# Can't Click and Drag With Right Mouse Button!



## deeds281 (Apr 6, 2010)

For some reason I cannot click and drag with my right mouse button. The left mouse button can drag fine, and when I invert the settings so the left mouse button performs the functions of the right mouse button and vice versa, they both work fine, which is what really confuses me. 

Any ideas on what is wrong?


----------



## Headpred (Aug 16, 2009)

When you say "click and drag" with your right mouse button what exactly do you mean? Are you talking about high-lighting desktop items or right clicking like you want to look at properties and what not?


----------



## deeds281 (Apr 6, 2010)

Drag and drop. Where You click something, hold down the mouse button, then move whatever you were clicking. Like how you would move a folder from your desktop to the trash icon. 

Also if I hold down the right mouse button and let go, the right-click registers when I let go. And if I swipe my mouse over an icon and time the right-click just right, I can move it slightly with a split-second drag.


----------



## Headpred (Aug 16, 2009)

If your mouse is set-up in default settings your left click is used for drag and drop. Your right click is set-up to show you properties and give you options such as explore and open. The only time you could really highlight something is if you were on your desktop you could use it to highlight multiple icons. It seems like your mouse is working as it is supposed to. Or perhaps...I am not completely understanding your problem.


----------



## deeds281 (Apr 6, 2010)

I should be able to drag and drop with the right-mouse button too. When you move a file or folder with the right button instead of the left, a dialog box appears asking if you want to copy, move, create shortcut, etc. 

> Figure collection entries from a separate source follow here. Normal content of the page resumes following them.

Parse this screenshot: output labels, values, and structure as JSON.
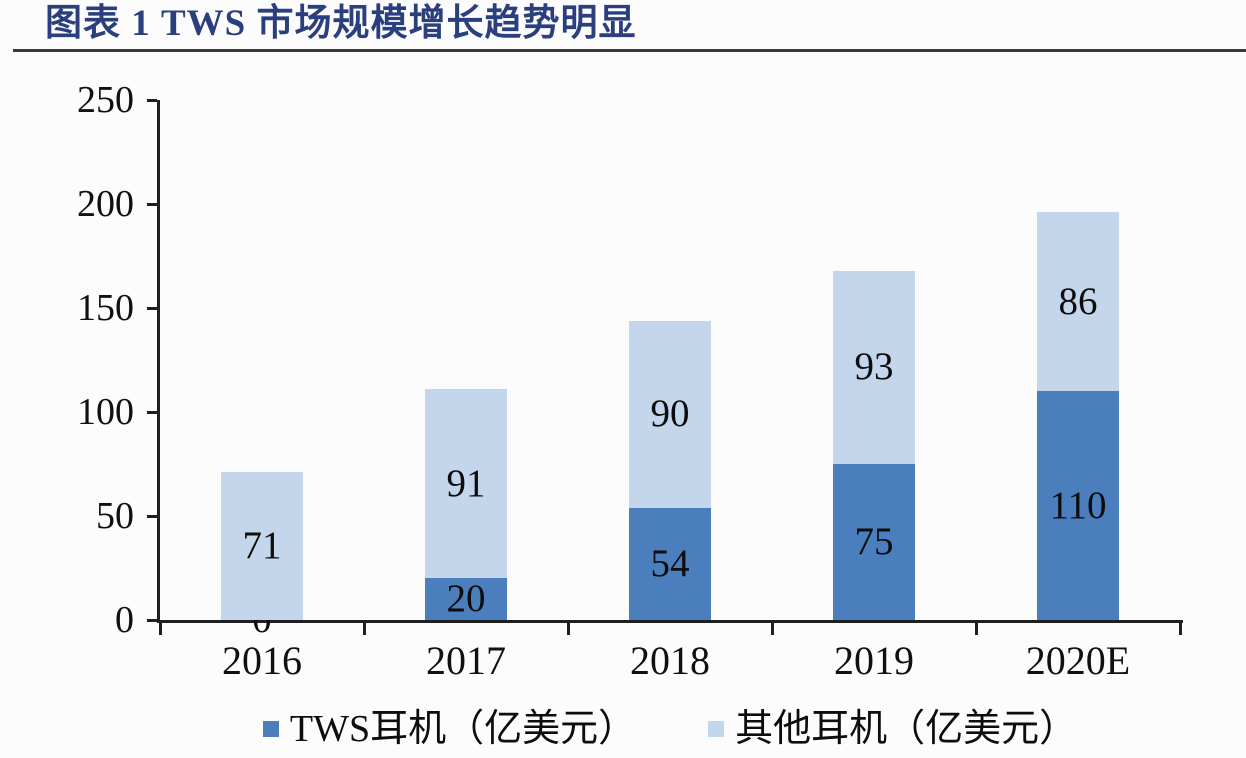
{
  "header": {
    "title": "图表 1 TWS 市场规模增长趋势明显"
  },
  "chart_data": {
    "type": "bar",
    "stacked": true,
    "title": "图表 1 TWS 市场规模增长趋势明显",
    "categories": [
      "2016",
      "2017",
      "2018",
      "2019",
      "2020E"
    ],
    "series": [
      {
        "name": "TWS耳机（亿美元）",
        "color": "#4a7ebd",
        "values": [
          0,
          20,
          54,
          75,
          110
        ]
      },
      {
        "name": "其他耳机（亿美元）",
        "color": "#c3d6eb",
        "values": [
          71,
          91,
          90,
          93,
          86
        ]
      }
    ],
    "ylim": [
      0,
      250
    ],
    "yticks": [
      0,
      50,
      100,
      150,
      200,
      250
    ],
    "xlabel": "",
    "ylabel": "",
    "grid": false,
    "legend_position": "bottom",
    "data_labels": true
  },
  "colors": {
    "title_text": "#2b3f7e",
    "underline": "#3a3a3a",
    "axis": "#1f1f1f",
    "label_text": "#0d0d0d",
    "background": "#fcfcfd"
  }
}
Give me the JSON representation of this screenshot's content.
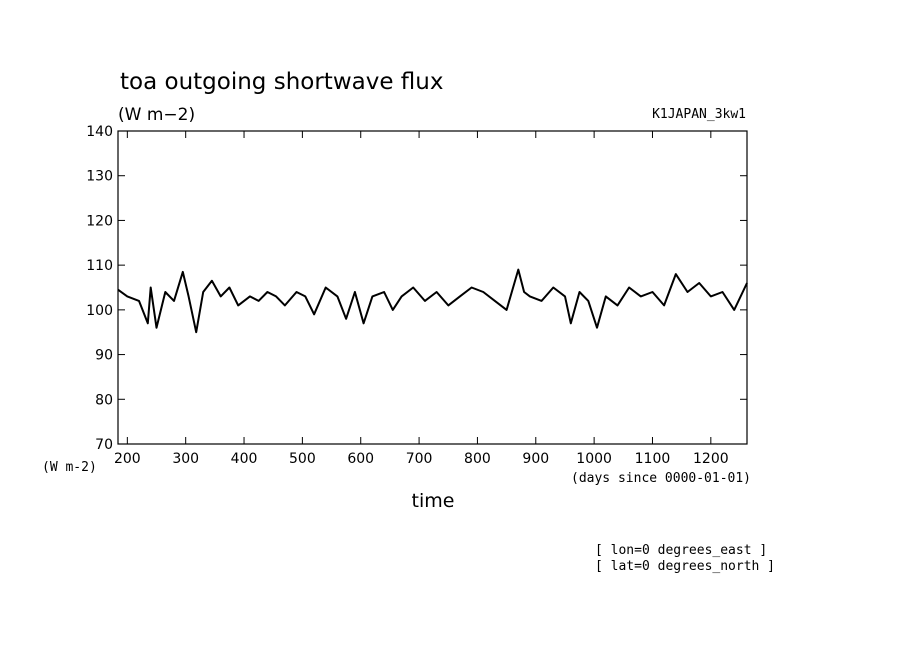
{
  "chart_data": {
    "type": "line",
    "title": "toa outgoing shortwave flux",
    "units": "(W m−2)",
    "experiment": "K1JAPAN_3kw1",
    "xlabel": "time",
    "xunits": "(days since 0000-01-01)",
    "ylabel_units": "(W m-2)",
    "ylim": [
      70,
      140
    ],
    "yticks": [
      70,
      80,
      90,
      100,
      110,
      120,
      130,
      140
    ],
    "xlim": [
      184,
      1262
    ],
    "xticks": [
      200,
      300,
      400,
      500,
      600,
      700,
      800,
      900,
      1000,
      1100,
      1200
    ],
    "grid": false,
    "annotations": [
      "[ lon=0 degrees_east ]",
      "[ lat=0 degrees_north ]"
    ],
    "series": [
      {
        "x": [
          184,
          200,
          220,
          235,
          240,
          250,
          265,
          280,
          295,
          305,
          318,
          330,
          345,
          360,
          375,
          390,
          410,
          425,
          440,
          455,
          470,
          490,
          505,
          520,
          540,
          560,
          575,
          590,
          605,
          620,
          640,
          655,
          670,
          690,
          710,
          730,
          750,
          770,
          790,
          810,
          830,
          850,
          870,
          880,
          890,
          910,
          930,
          950,
          960,
          975,
          990,
          1005,
          1020,
          1040,
          1060,
          1080,
          1100,
          1120,
          1140,
          1160,
          1180,
          1200,
          1220,
          1240,
          1262
        ],
        "y": [
          104.5,
          103,
          102,
          97,
          105,
          96,
          104,
          102,
          108.5,
          103,
          95,
          104,
          106.5,
          103,
          105,
          101,
          103,
          102,
          104,
          103,
          101,
          104,
          103,
          99,
          105,
          103,
          98,
          104,
          97,
          103,
          104,
          100,
          103,
          105,
          102,
          104,
          101,
          103,
          105,
          104,
          102,
          100,
          109,
          104,
          103,
          102,
          105,
          103,
          97,
          104,
          102,
          96,
          103,
          101,
          105,
          103,
          104,
          101,
          108,
          104,
          106,
          103,
          104,
          100,
          106
        ]
      }
    ]
  }
}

Mostly it matters in games, because I can't aim down the site of a gun by holding the right button down, and I have to use the buttons on the side of the mouse instead, which can get annoying.


----------



## gcavan (Aug 13, 2009)

> I should be able to drag and drop with the right-mouse button too


Only if you have the mouse configured for left hand use.



> in games . . . I can't aim . . .by holding the right button down, and I have to use the buttons on the side of the mouse instead


Configure this within the options menu of the game.


----------